This gorgeous soup is packed with healthy beans, spinach, onions, fresh herbs and delicately spiced with earthy turmeric. The Greek yogurt (in Persian cuisine, they use a creamy whey) really brings all the flavours together and adds a layer textural contrast.
The quantities provided above are averages only.
Produced in a facility that processes milk, sesame, eggs, fish, shellfish, crustaceans, mustard, tree nuts, peanuts, wheat, soybean and sulphites.
56 g
Onion, chopped
10 g
Thyme
10 g
Garlic
1 unit
Lemon
10 g
Parsley
1 can
Mixed Beans
½ tsp
Turmeric
1 unit
Vegetable Broth Concentrate
2 unit
Pita Bread
(Contains Wheat)
100 g
Greek Yogurt
(Contains Milk)
113 g
Baby Spinach
Oil*
Preheat your broiler to high (to broil the pita).
Wash and dry all produce.* Heat a large pot over medium heat. Add a drizzle of oil, then the onions and half the thyme sprigs (no need to chop or strip the stems. If the thyme sprigs are flexible enough, you can also use one to tie the other sprigs together like a little bundle). Cook, stirring occasionally, until the onions are golden-brown, 7-8 min.
Meanwhile, mince or grate the garlic. Zest, then juice the lemon. Finely chop the parsley. In a small bowl, stir together the yogurt, lemon zest, 1 tbsp lemon juice and 1 tbsp parsley. Season with salt and pepper.

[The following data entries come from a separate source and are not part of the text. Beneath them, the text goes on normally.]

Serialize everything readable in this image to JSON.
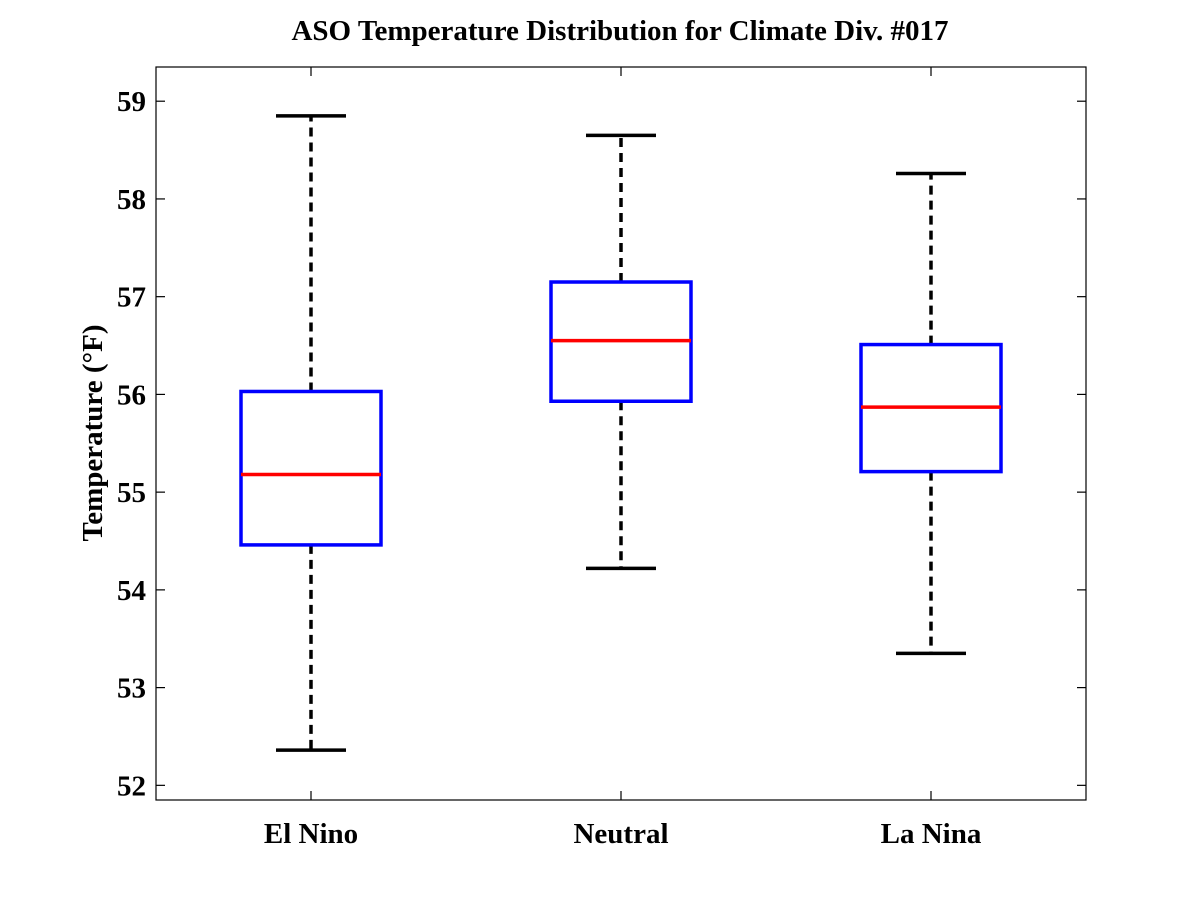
{
  "chart_data": {
    "type": "boxplot",
    "title": "ASO Temperature Distribution for Climate Div. #017",
    "xlabel": "",
    "ylabel": "Temperature (°F)",
    "ylim": [
      51.85,
      59.35
    ],
    "yticks": [
      52,
      53,
      54,
      55,
      56,
      57,
      58,
      59
    ],
    "categories": [
      "El Nino",
      "Neutral",
      "La Nina"
    ],
    "boxes": [
      {
        "name": "El Nino",
        "whisker_low": 52.36,
        "q1": 54.46,
        "median": 55.18,
        "q3": 56.03,
        "whisker_high": 58.85
      },
      {
        "name": "Neutral",
        "whisker_low": 54.22,
        "q1": 55.93,
        "median": 56.55,
        "q3": 57.15,
        "whisker_high": 58.65
      },
      {
        "name": "La Nina",
        "whisker_low": 53.35,
        "q1": 55.21,
        "median": 55.87,
        "q3": 56.51,
        "whisker_high": 58.26
      }
    ],
    "colors": {
      "box": "#0000ff",
      "median": "#ff0000",
      "whisker": "#000000"
    },
    "grid": false
  }
}
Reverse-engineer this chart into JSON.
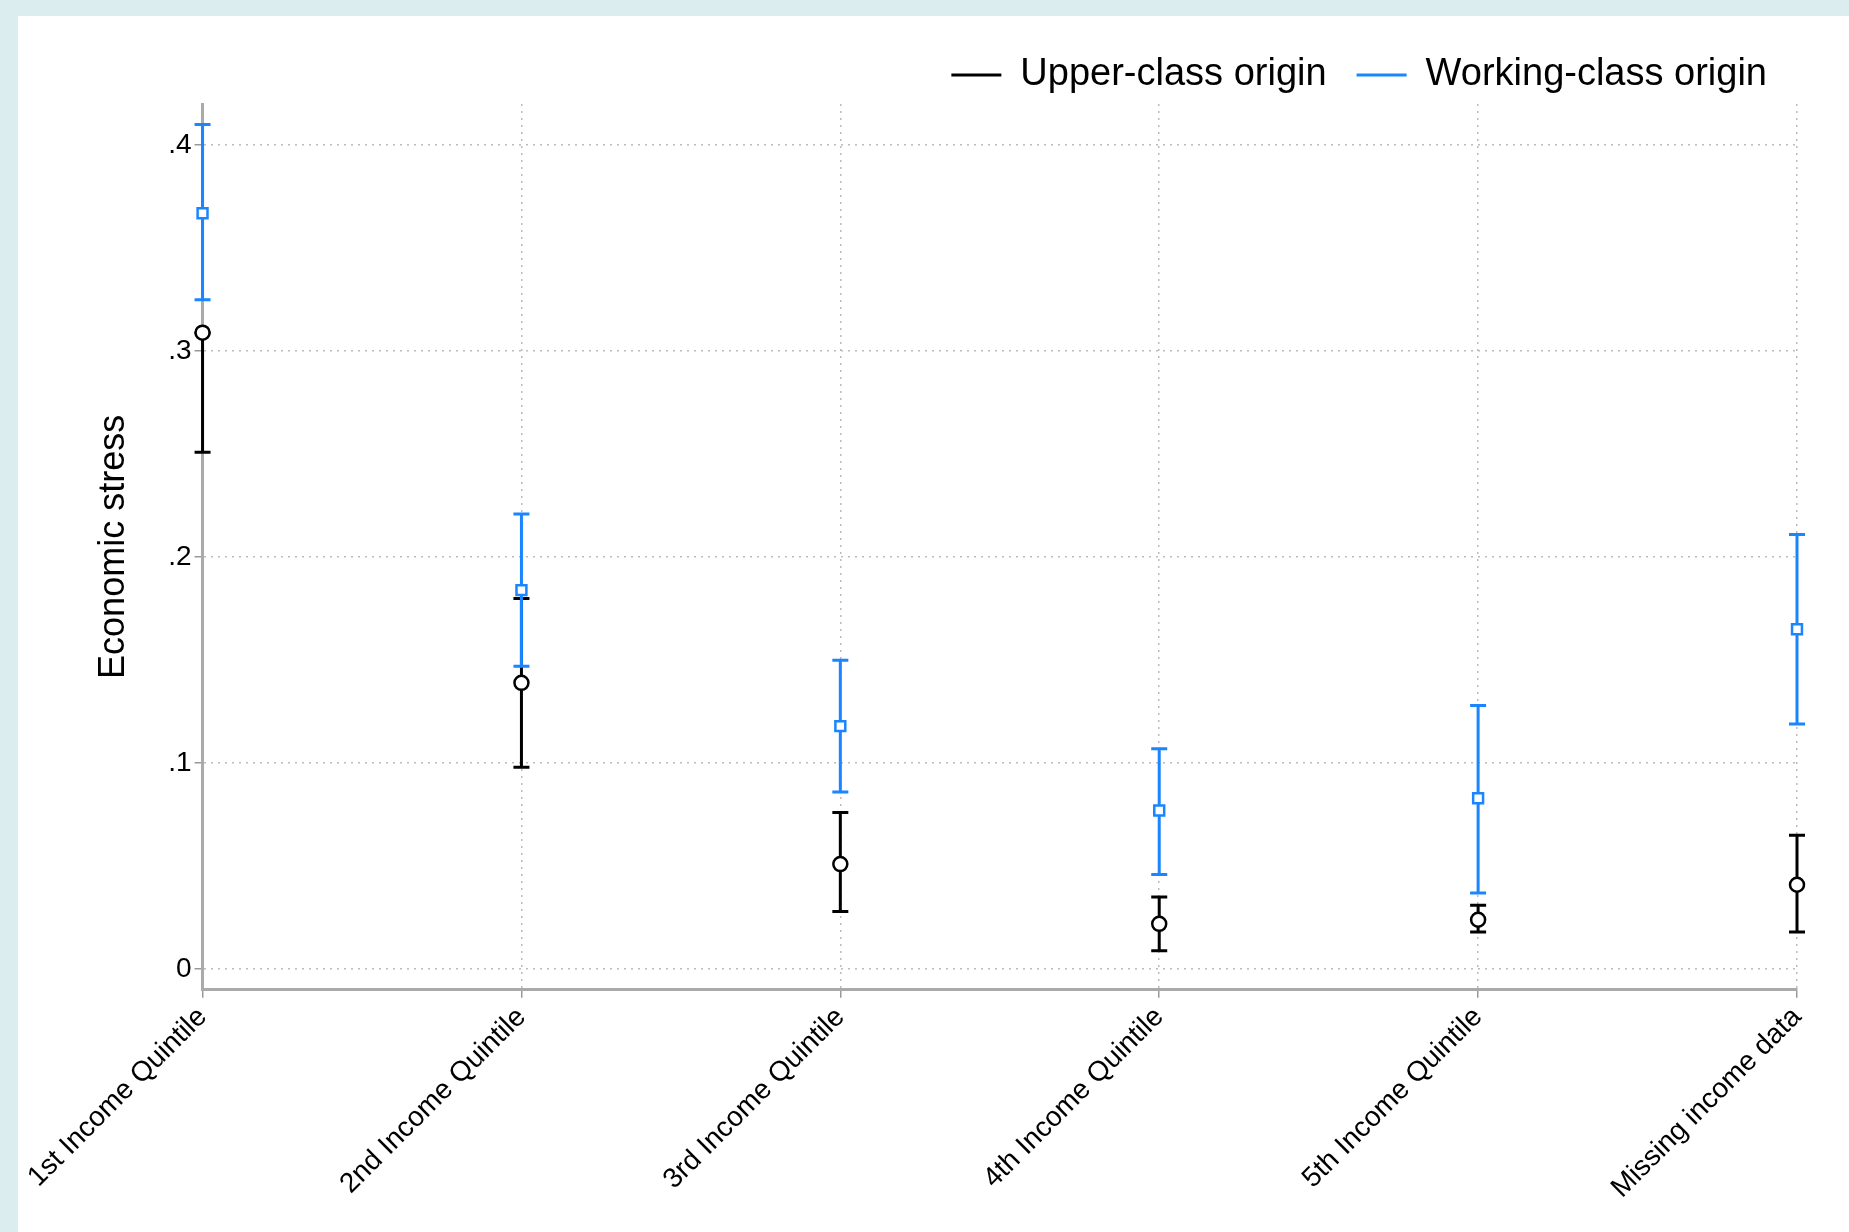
{
  "chart_data": {
    "type": "scatter",
    "ylabel": "Economic stress",
    "categories": [
      "1st Income Quintile",
      "2nd Income Quintile",
      "3rd Income Quintile",
      "4th Income Quintile",
      "5th Income Quintile",
      "Missing income data"
    ],
    "series": [
      {
        "name": "Upper-class origin",
        "color": "#000000",
        "marker": "circle",
        "values": [
          0.309,
          0.139,
          0.051,
          0.022,
          0.024,
          0.041
        ],
        "errors": [
          [
            0.251,
            0.309
          ],
          [
            0.098,
            0.18
          ],
          [
            0.028,
            0.076
          ],
          [
            0.009,
            0.035
          ],
          [
            0.018,
            0.031
          ],
          [
            0.018,
            0.065
          ]
        ]
      },
      {
        "name": "Working-class origin",
        "color": "#1a85ff",
        "marker": "square",
        "values": [
          0.367,
          0.184,
          0.118,
          0.077,
          0.083,
          0.165
        ],
        "errors": [
          [
            0.325,
            0.41
          ],
          [
            0.147,
            0.221
          ],
          [
            0.086,
            0.15
          ],
          [
            0.046,
            0.107
          ],
          [
            0.037,
            0.128
          ],
          [
            0.119,
            0.211
          ]
        ]
      }
    ],
    "ylim": [
      -0.01,
      0.42
    ],
    "yticks": [
      0,
      {
        "value": 0.1,
        "label": ".1"
      },
      {
        "value": 0.2,
        "label": ".2"
      },
      {
        "value": 0.3,
        "label": ".3"
      },
      {
        "value": 0.4,
        "label": ".4"
      }
    ],
    "grid": true,
    "legend": "top right"
  }
}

Add the entire box of beans and liquid, garlic and a generous pinch of turmeric to the pot. Cook, stirring, until warmed through 3-4 min. Add the broth concentrate and 3 cups water. Bring to a boil, then reduce heat to medium-low. Simmer until the soup is slightly thickened, 15-18 min. (It will look more like a soup-y stew.)
Meanwhile, in a small bowl, mix together 1 tbsp parsley and a drizzle of oil. Arrange the pitas on a baking sheet. Toast in the centre of the oven until golden, 1-2 min. Flip over the pitas and brush with the parsley oil. Season with salt and pepper. Return to the oven. Broil until golden, 1-2 min per side. (TIP: Keep your eye on them so they don’t burn!)
When the soup is finished simmering, remove the thyme stems. Add the spinach and remaining parsley, then stir until the spinach wilts, 1-2 min.
Divide the ash-e reshteh between bowls. Dollop with lemon yogurt. Cut the pitas into wedges and serve with the soup.